Shares of domestic tire companies soared more than two-and-a-half times last year, with returns four times higher than those of global tire companies. Analysts believe that high margins, growth and cost competitiveness of Indian manufacturers have helped them perform well in the sluggish Indian automobile market.

Ceat, Apollo Tires & Balkrishana Industries It is the most liquid tire stock, topping global returns.
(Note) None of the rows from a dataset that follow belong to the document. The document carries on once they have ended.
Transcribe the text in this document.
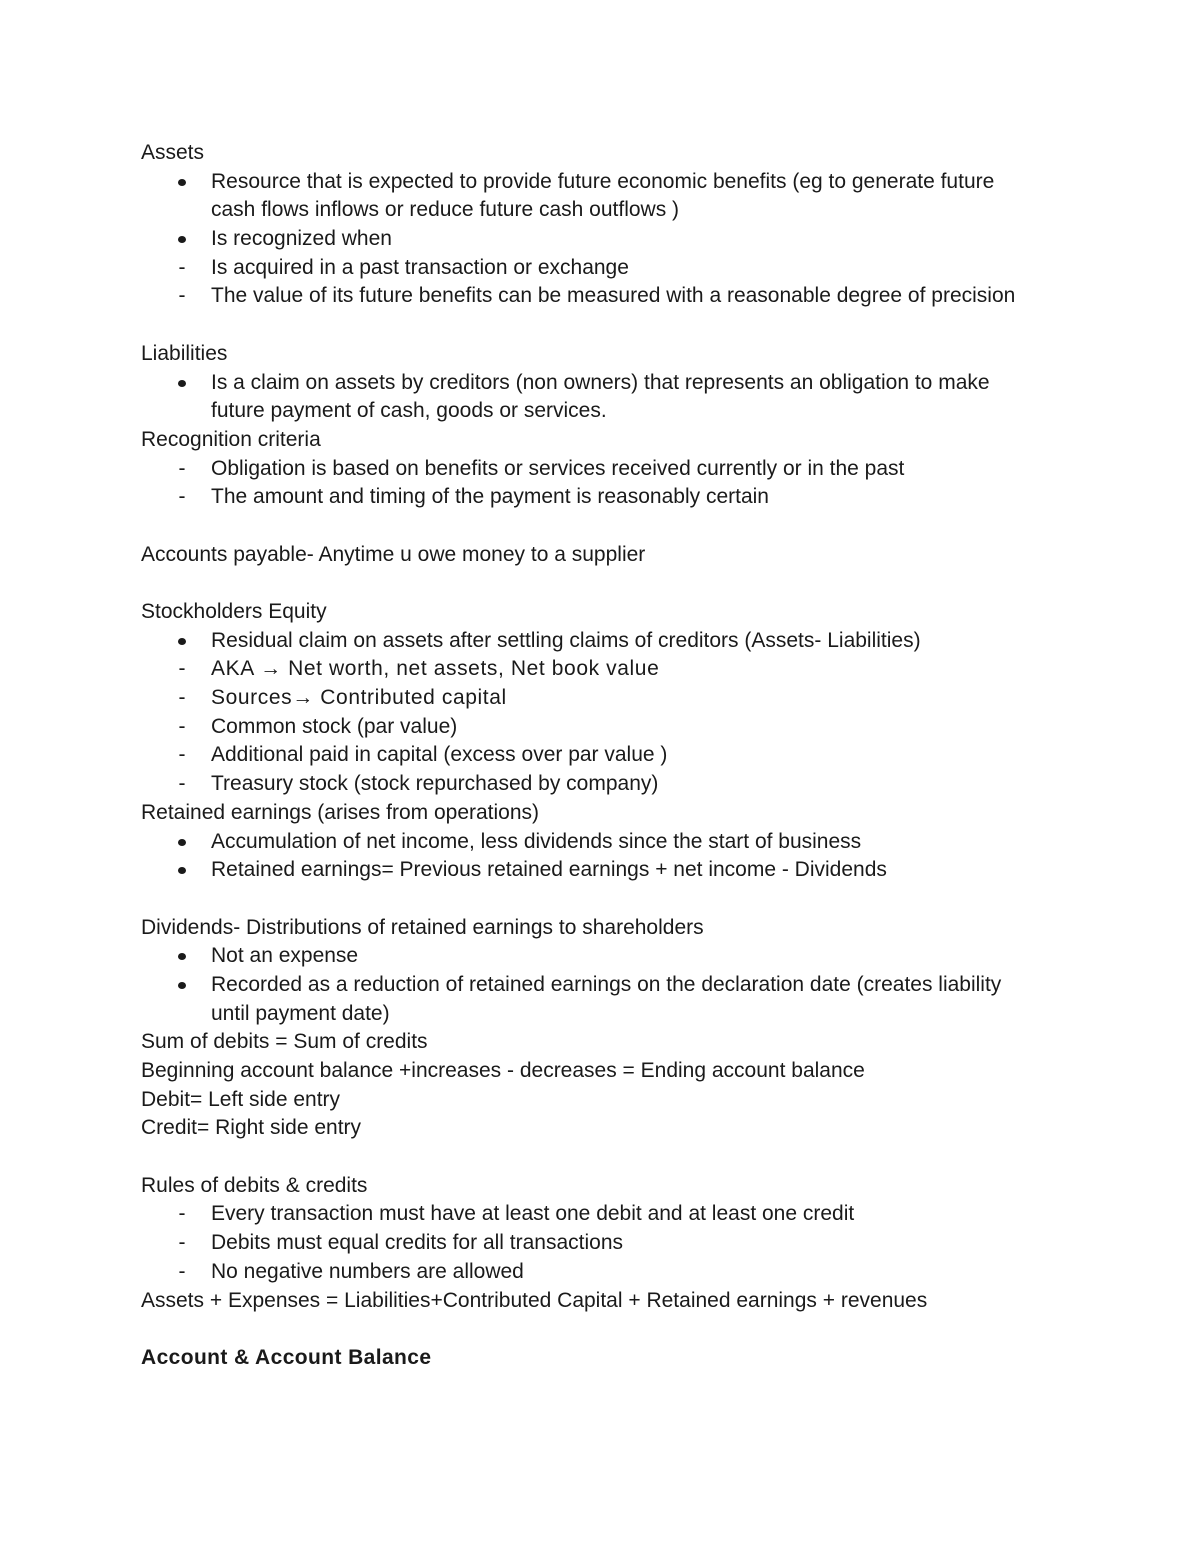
Assets
Resource that is expected to provide future economic benefits (eg to generate future
cash flows inflows or reduce future cash outflows )
Is recognized when
- Is acquired in a past transaction or exchange
- The value of its future benefits can be measured with a reasonable degree of precision
Liabilities
Is a claim on assets by creditors (non owners) that represents an obligation to make
future payment of cash, goods or services.
Recognition criteria
- Obligation is based on benefits or services received currently or in the past
- The amount and timing of the payment is reasonably certain
Accounts payable- Anytime u owe money to a supplier
Stockholders Equity
Residual claim on assets after settling claims of creditors (Assets- Liabilities)
- AKA → Net worth, net assets, Net book value
- Sources→ Contributed capital
- Common stock (par value)
- Additional paid in capital (excess over par value )
- Treasury stock (stock repurchased by company)
Retained earnings (arises from operations)
Accumulation of net income, less dividends since the start of business
Retained earnings= Previous retained earnings + net income - Dividends
Dividends- Distributions of retained earnings to shareholders
Not an expense
Recorded as a reduction of retained earnings on the declaration date (creates liability
until payment date)
Sum of debits = Sum of credits
Beginning account balance +increases - decreases = Ending account balance
Debit= Left side entry
Credit= Right side entry
Rules of debits & credits
- Every transaction must have at least one debit and at least one credit
- Debits must equal credits for all transactions
- No negative numbers are allowed
Assets + Expenses = Liabilities+Contributed Capital + Retained earnings + revenues
Account & Account Balance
Based on this, domestic automakers have also done well. Five companies like TVS Motors, Atul, Tata Motors, Eicher Motors and Hero Motocorp are amongst the world’s leading automakers.

“While the business model of Indian tire suppliers has not changed structurally over the last few years as compared to their global counterparts, the coordinated approach adopted by local players during the period of weak raw material prices has transformed tire companies. “Basant Kumar Bansal, Director Finance, Balkrishna Industries.

He expects tire makers to become more profitable as the economy improves, which will also benefit the auto industry. A local fund manager, who wished to remain anonymous, listed three reasons for the performance of the domestic tire industry: valuations, foreign exchange impact and significantly higher margins. According to him, just before this rally, some Indian tire stocks were trading at two to three times their annual revenues, while Apollo was trading at five to six times its annual revenues. Analysts said, “Stocks in the sector are gradually being re-rated after the Apollo Tyres-Cooper Tyres deal was put on hold, with slowing commodity prices widening margins by 200-400 basis points.”

Over the last year, Ceat shares have risen around 389%, Apollo Tires shares have risen 217% and off-road tire maker Balkrishna Industries shares have risen 206%.